From Deferral to Learning: Online In-Context Knowledge Distillation for LLM Cascades
Yu Wu, Shuo Wu, Ye Tao, Yansong Li, Anand D. Sarwate
TL;DR
Inter-Cascade tackles the memoryless deferral limitation of standard LLM cascades by enabling online, in-context knowledge distillation from a strong model to a weak one via a reusable strategy repository. It introduces similarity-based retrieval to augment the weak model's context without parameter updates and provides a theoretical calibration analysis showing improved confidence estimates. Empirically, it achieves notable gains in weak-model and overall pipeline accuracy while substantially reducing strong-model calls and costs across reasoning and knowledge benchmarks, using a model-agnostic, scalable approach suitable for both open-source and API-based LLMs. The framework also yields a potential source of data for offline fine-tuning and can extend to distributed settings, bridging online inference with long-term knowledge transfer.
Abstract
Standard LLM cascades improve efficiency by deferring difficult queries from weak to strong models. However, these systems are typically static: when faced with repeated or semantically similar queries, they redundantly consult the expensive model, failing to adapt during inference.
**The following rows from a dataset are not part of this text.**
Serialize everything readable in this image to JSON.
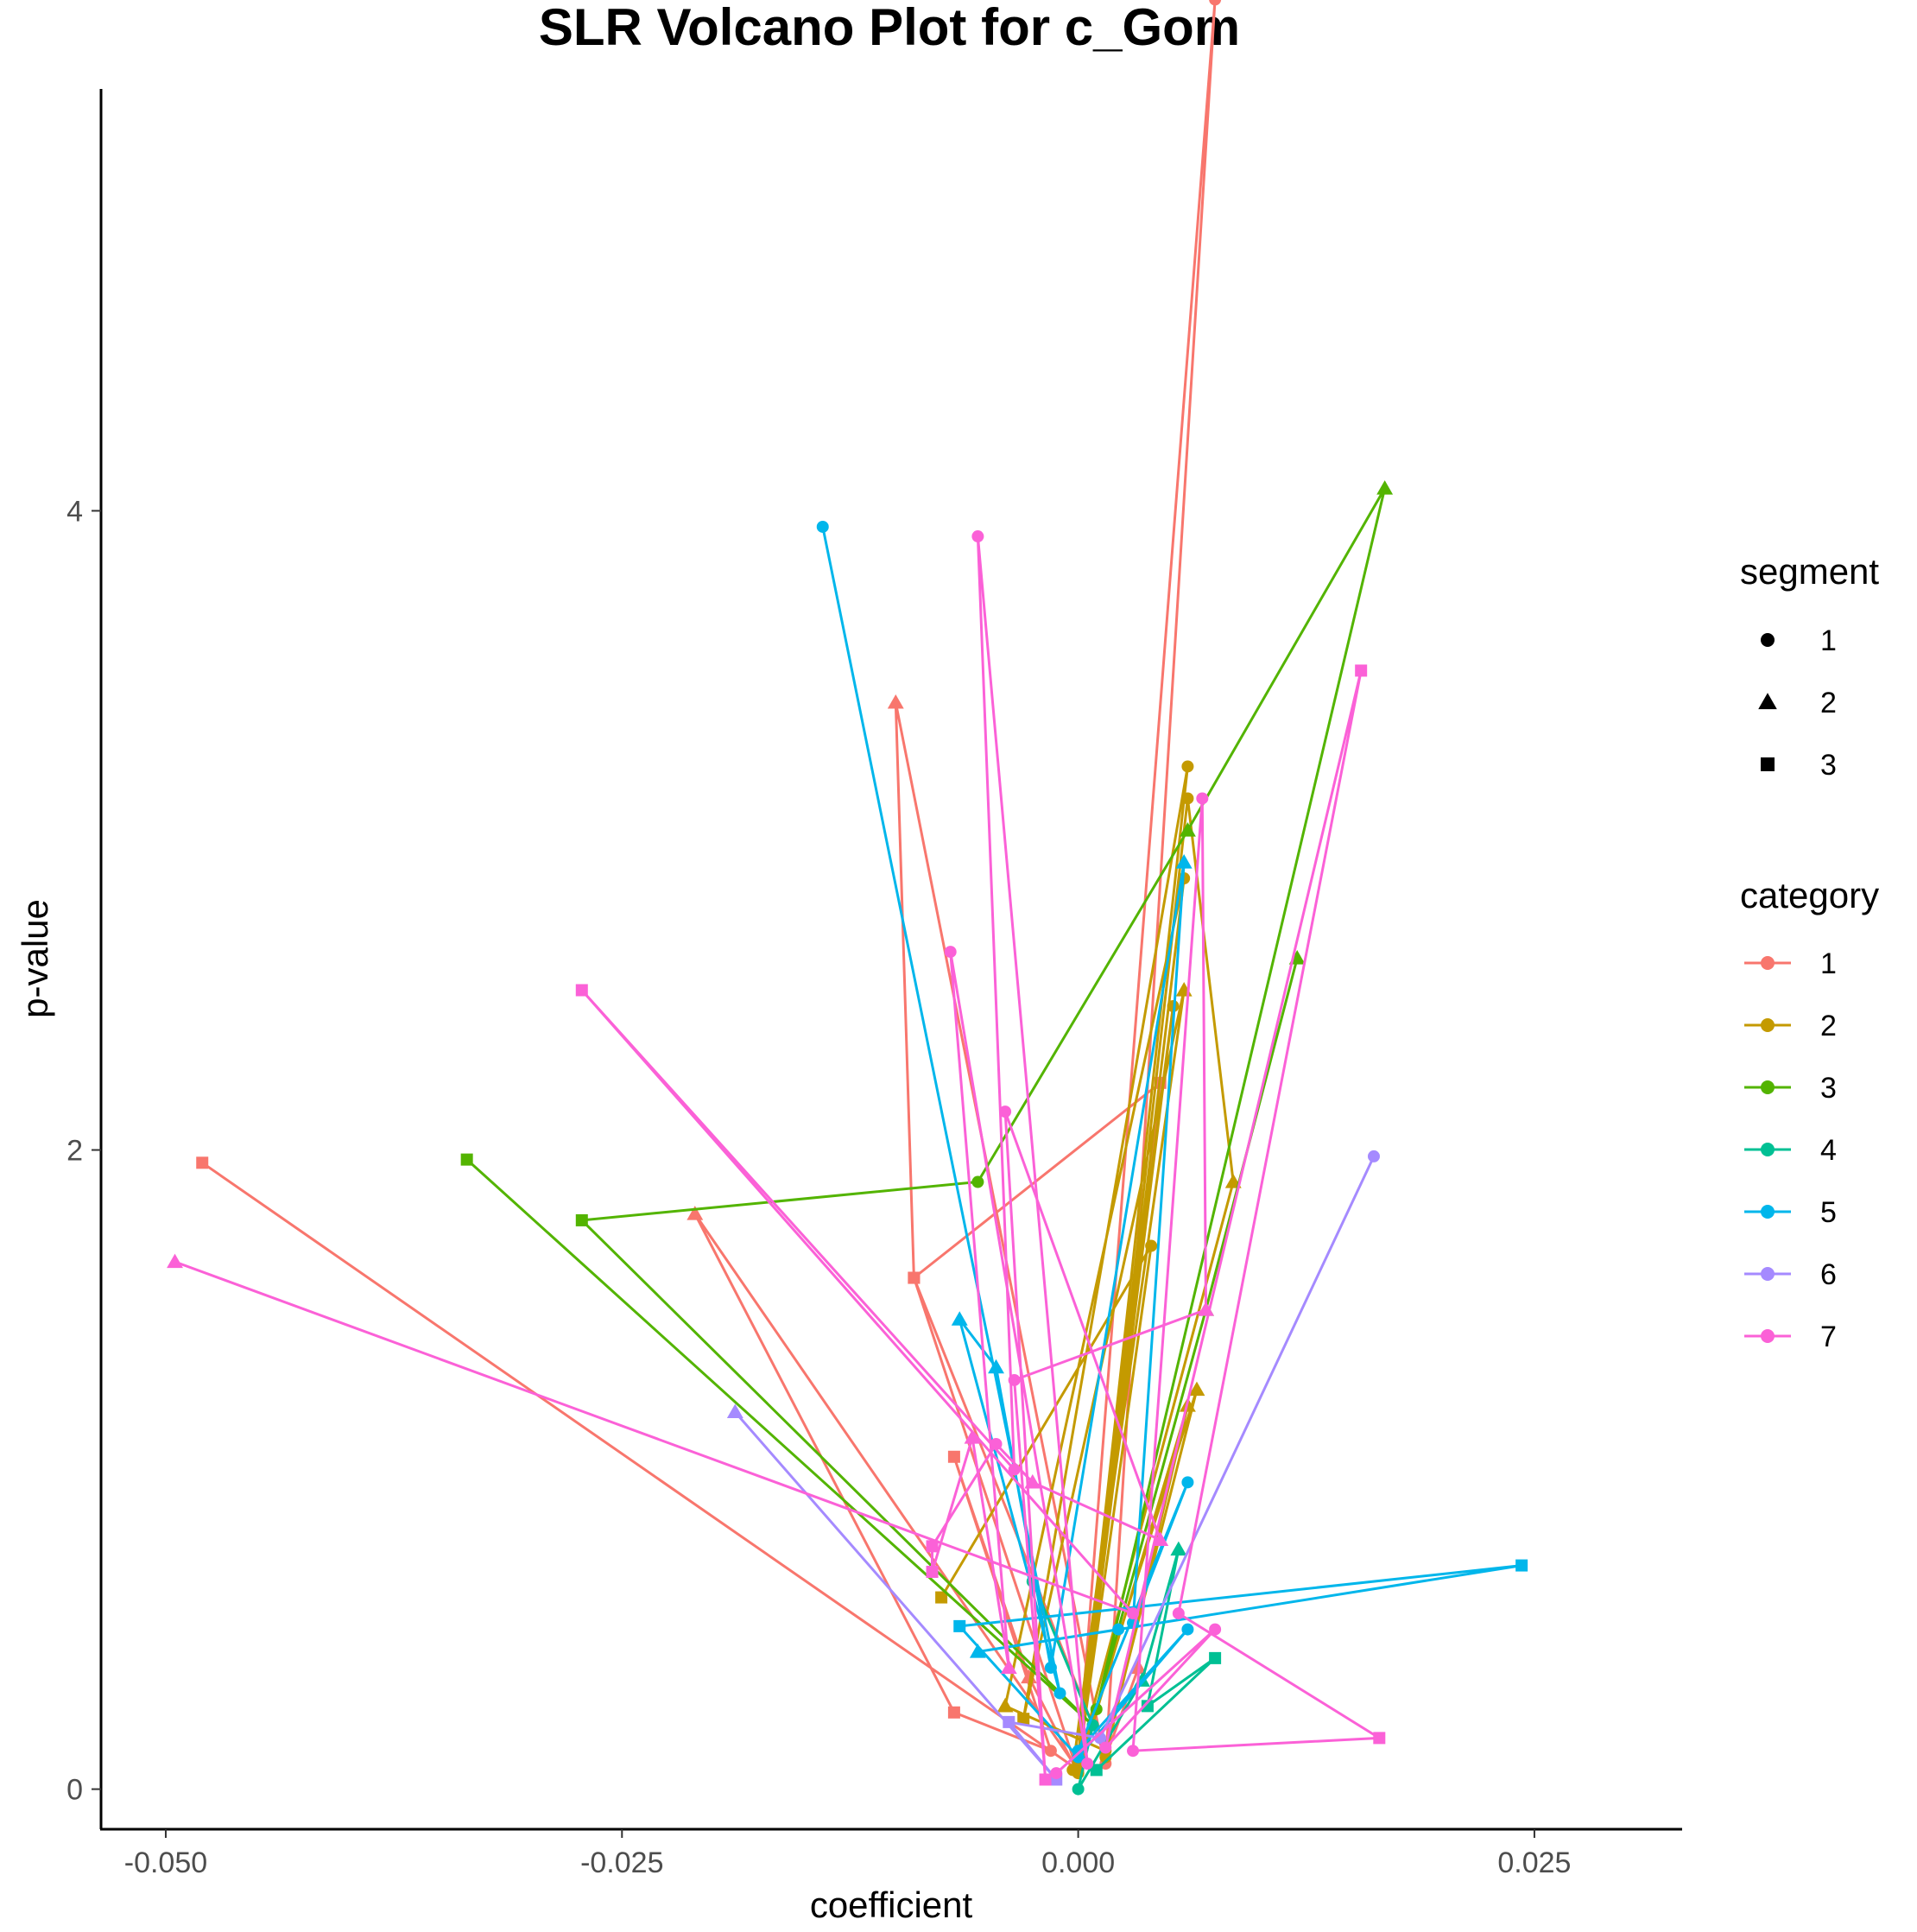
{
  "chart_data": {
    "type": "line",
    "title": "SLR Volcano Plot for c_Gom",
    "xlabel": "coefficient",
    "ylabel": "p-value",
    "xlim": [
      -0.0535,
      0.033
    ],
    "ylim": [
      -0.12,
      5.32
    ],
    "x_ticks": [
      -0.05,
      -0.025,
      0.0,
      0.025
    ],
    "x_tick_labels": [
      "-0.050",
      "-0.025",
      "0.000",
      "0.025"
    ],
    "y_ticks": [
      0,
      2,
      4
    ],
    "y_tick_labels": [
      "0",
      "2",
      "4"
    ],
    "grid": false,
    "legend_position": "right",
    "segment_legend": {
      "title": "segment",
      "entries": [
        {
          "label": "1",
          "shape": "circle"
        },
        {
          "label": "2",
          "shape": "triangle"
        },
        {
          "label": "3",
          "shape": "square"
        }
      ]
    },
    "category_legend": {
      "title": "category",
      "entries": [
        {
          "label": "1",
          "color": "#F8766D"
        },
        {
          "label": "2",
          "color": "#C49A00"
        },
        {
          "label": "3",
          "color": "#53B400"
        },
        {
          "label": "4",
          "color": "#00C094"
        },
        {
          "label": "5",
          "color": "#00B6EB"
        },
        {
          "label": "6",
          "color": "#A58AFF"
        },
        {
          "label": "7",
          "color": "#FB61D7"
        }
      ]
    },
    "series": [
      {
        "category": "1",
        "color": "#F8766D",
        "points": [
          [
            -0.048,
            1.96,
            "square"
          ],
          [
            0.0,
            0.06,
            "circle"
          ],
          [
            -0.021,
            1.8,
            "triangle"
          ],
          [
            -0.0068,
            0.24,
            "square"
          ],
          [
            -0.0015,
            0.12,
            "circle"
          ],
          [
            -0.0068,
            1.04,
            "square"
          ],
          [
            -0.0027,
            0.35,
            "triangle"
          ],
          [
            0.0,
            0.05,
            "circle"
          ],
          [
            -0.009,
            1.6,
            "square"
          ],
          [
            0.0045,
            2.21,
            "square"
          ],
          [
            0.0,
            0.08,
            "circle"
          ],
          [
            0.0075,
            5.6,
            "circle"
          ],
          [
            0.0015,
            0.08,
            "circle"
          ],
          [
            -0.01,
            3.4,
            "triangle"
          ],
          [
            -0.009,
            1.6,
            "square"
          ],
          [
            0.0015,
            0.1,
            "circle"
          ],
          [
            0.0033,
            0.38,
            "triangle"
          ]
        ]
      },
      {
        "category": "2",
        "color": "#C49A00",
        "points": [
          [
            -0.0075,
            0.6,
            "square"
          ],
          [
            0.004,
            1.7,
            "circle"
          ],
          [
            0.0,
            0.07,
            "circle"
          ],
          [
            0.0052,
            2.45,
            "circle"
          ],
          [
            -0.0003,
            0.06,
            "circle"
          ],
          [
            0.0058,
            2.5,
            "triangle"
          ],
          [
            -0.003,
            0.22,
            "square"
          ],
          [
            0.006,
            3.2,
            "circle"
          ],
          [
            0.0,
            0.1,
            "circle"
          ],
          [
            0.0058,
            2.85,
            "circle"
          ],
          [
            -0.004,
            0.26,
            "triangle"
          ],
          [
            0.0015,
            0.12,
            "circle"
          ],
          [
            0.0065,
            1.25,
            "triangle"
          ],
          [
            0.0,
            0.08,
            "circle"
          ],
          [
            0.0085,
            1.9,
            "triangle"
          ],
          [
            0.006,
            3.1,
            "circle"
          ],
          [
            0.0,
            0.05,
            "circle"
          ],
          [
            0.006,
            1.2,
            "triangle"
          ],
          [
            0.0015,
            0.1,
            "circle"
          ]
        ]
      },
      {
        "category": "3",
        "color": "#53B400",
        "points": [
          [
            -0.0335,
            1.97,
            "square"
          ],
          [
            0.0008,
            0.2,
            "circle"
          ],
          [
            -0.0272,
            1.78,
            "square"
          ],
          [
            -0.0055,
            1.9,
            "circle"
          ],
          [
            0.006,
            3.0,
            "triangle"
          ],
          [
            0.0168,
            4.07,
            "triangle"
          ],
          [
            0.001,
            0.25,
            "circle"
          ],
          [
            0.007,
            1.5,
            "triangle"
          ],
          [
            0.012,
            2.6,
            "triangle"
          ]
        ]
      },
      {
        "category": "4",
        "color": "#00C094",
        "points": [
          [
            -0.0025,
            0.65,
            "circle"
          ],
          [
            0.0008,
            0.2,
            "circle"
          ],
          [
            0.0,
            0.0,
            "circle"
          ],
          [
            0.0035,
            0.34,
            "triangle"
          ],
          [
            0.0055,
            0.75,
            "triangle"
          ],
          [
            0.0038,
            0.26,
            "square"
          ],
          [
            0.0075,
            0.41,
            "square"
          ],
          [
            0.001,
            0.06,
            "square"
          ]
        ]
      },
      {
        "category": "5",
        "color": "#00B6EB",
        "points": [
          [
            -0.014,
            3.95,
            "circle"
          ],
          [
            -0.001,
            0.3,
            "circle"
          ],
          [
            -0.0065,
            1.47,
            "triangle"
          ],
          [
            -0.0045,
            1.32,
            "triangle"
          ],
          [
            -0.0015,
            0.38,
            "circle"
          ],
          [
            0.0058,
            2.9,
            "triangle"
          ],
          [
            0.003,
            0.52,
            "circle"
          ],
          [
            0.006,
            0.96,
            "circle"
          ],
          [
            0.0,
            0.12,
            "circle"
          ],
          [
            0.006,
            0.5,
            "circle"
          ],
          [
            0.0,
            0.1,
            "circle"
          ],
          [
            -0.0065,
            0.51,
            "square"
          ],
          [
            0.0243,
            0.7,
            "square"
          ],
          [
            -0.0055,
            0.43,
            "triangle"
          ],
          [
            0.0022,
            0.5,
            "circle"
          ]
        ]
      },
      {
        "category": "6",
        "color": "#A58AFF",
        "points": [
          [
            -0.0188,
            1.18,
            "triangle"
          ],
          [
            -0.0012,
            0.03,
            "square"
          ],
          [
            -0.0038,
            0.21,
            "square"
          ],
          [
            0.0012,
            0.16,
            "circle"
          ],
          [
            0.0162,
            1.98,
            "circle"
          ]
        ]
      },
      {
        "category": "7",
        "color": "#FB61D7",
        "points": [
          [
            -0.0495,
            1.65,
            "triangle"
          ],
          [
            0.003,
            0.55,
            "circle"
          ],
          [
            -0.0272,
            2.5,
            "square"
          ],
          [
            -0.0035,
            1.0,
            "circle"
          ],
          [
            -0.0055,
            3.92,
            "circle"
          ],
          [
            0.0005,
            0.08,
            "circle"
          ],
          [
            -0.007,
            2.62,
            "circle"
          ],
          [
            -0.0038,
            0.38,
            "triangle"
          ],
          [
            -0.0058,
            1.1,
            "triangle"
          ],
          [
            -0.008,
            0.68,
            "square"
          ],
          [
            -0.008,
            0.76,
            "square"
          ],
          [
            -0.0045,
            1.08,
            "circle"
          ],
          [
            -0.0025,
            0.96,
            "triangle"
          ],
          [
            0.0045,
            0.78,
            "triangle"
          ],
          [
            -0.004,
            2.12,
            "circle"
          ],
          [
            -0.0018,
            0.03,
            "square"
          ],
          [
            -0.0035,
            1.28,
            "circle"
          ],
          [
            0.007,
            1.5,
            "triangle"
          ],
          [
            0.0068,
            3.1,
            "circle"
          ],
          [
            0.003,
            0.12,
            "circle"
          ],
          [
            0.0165,
            0.16,
            "square"
          ],
          [
            0.0055,
            0.55,
            "circle"
          ],
          [
            0.0155,
            3.5,
            "square"
          ],
          [
            0.0015,
            0.13,
            "circle"
          ],
          [
            0.0075,
            0.5,
            "circle"
          ],
          [
            -0.0012,
            0.05,
            "circle"
          ]
        ]
      }
    ]
  }
}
To address this, we propose Inter-Cascade, an online, interactive framework that transforms the strong model from a temporary helper into a long-term teacher. In our approach, when the strong model resolves a deferred query, it generates a generalized, reusable problem-solving strategy. These strategies are stored in a dynamic repository and retrieved via similarity matching to augment the weak model's context for future queries. This enables the weak model to learn on the job without expensive parameter fine-tuning. We theoretically show that this mechanism improves the weak model's confidence calibration. Empirically, Inter-Cascade outperforms standard cascades on multiple benchmarks, improving weak model and overall system accuracy by up to 33.06 percent and 6.35 percent, while reducing strong model calls by up to 48.05 percent and saving fee by up to 49.63 percent. Inter-Cascade demonstrates effective in-context knowledge transfer between LLMs and provides a general, scalable framework applicable to both open-source and API-based LLMs.